Friday, April 16, 2010

R.I.P. Goth/Metal hero Peter Steele


It is always devastating to hear of someone dying too young and now even more tragic that the world has lost Peter Steele. His morbid sense of humor is the side of Peter's voice that I hear despite my sadness of his death.

The first time I saw him in Type O Negative was at The Channel in Boston, about 1989 or so. The big finale involved a chainsaw and he had a thick gauge chain for his bass strap. There was no other frontman that could match his baritone vocals, his lyrical genius, his Cro-Magnon physical traits, and who could also possess the sensitivity and love for women. I finally met him before their show at the Berkeley Square in 1994 when I was asked to interview him. I asked him when his birthday was and first he said January 4, 1462, and then corrected it to 1962. I found that he spoke very self-depracatingly about himself and his music, which I found to be completely hysterical. I played into it; kept a straight face throughout which seemed to be even funnier to the band when they watched the interview later. His tough front could have him be mistakable as an angry thug, but really deep down he was well-read, very intelligent, and wise. He is way too young to go and he had a lot left to offer the world. He is very sadly missed by his fans, including myself.

I often felt that Peter Steele, and Type O Negative as a whole, was misunderstood and sometimes seen as sending a bad message to the youthful fans. It was the bands' honest feelings being expressed of what people felt; it was their right to write about it; express it without censoring themselves. You didn't have to agree with their lyrics to like their music. If anyone brought their controversial lyrics to light, it only made more publicity for them. Peter explains in this interview: "Well, we were kinda singled out for all the wrong reasons. I’ve got a big mouth and am politically incorrect and I’m very proud of it. Just the word politically correct irritates me because I don’t want to be told by anyone or any entity like the media what I should believe or what is right or what is wrong, y’know. My opinions are not based upon hearsay, my opinions are based upon life experience and so when we were accused of being fascists and communists and Satanists it kind of did us a huge favor because it generated so much press and it increased record sales."
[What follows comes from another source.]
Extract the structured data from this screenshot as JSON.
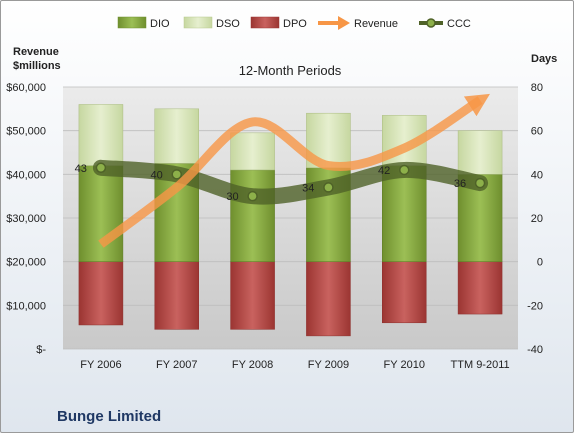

There are posts on the 'Net like this one that describes what it is like to be around him.

I rarely met fans of Type O Negative on the west coast and then they increased abundantly with the release of the album Bloody Kisses. One of the ways I met a fan, whom soon became my friend, was by spotting him wearing a Type O Negative shirt while I was visiting New Orleans. I did not hesitate to approach him to ask if he had been to one of their shows; he had seen them in Lafayette, Louisiana, and loved it. This friend is Allen Jaeger, an infamous poster artist for hundreds of shows and his work helps promote shows in the New Orleans area. Jaeger later met the band on their way through New Orleans and this is a poster he created for their New Orleans show in 1996 and in 2000. Allen is one of the first Type O Negative fans I met who "got" what they were about and didn't question it.

If you are also a fan, feel free to comment about Peter Steele's death below this post.

1 comment:

Kelly said...

Naturally, I had to check it was 1991 when we saw them at the Channel that first time. What I remember is before the show both of us being like "who's that tall, weird looking guy?" Then there was that total sitcom moment - we were sitting on the drink rail that separated the street level from the pit, Type O came on, started playing, and Peter started to sing - both our mouths dropped open and we turned to look at each other. From that moment we were hooked.

Although I'd tired of their more recent music (though I did like Life is Killing Me), the band and Peter in particular remained fascinating and always good for a laugh. If you were of an oddball to get the joke.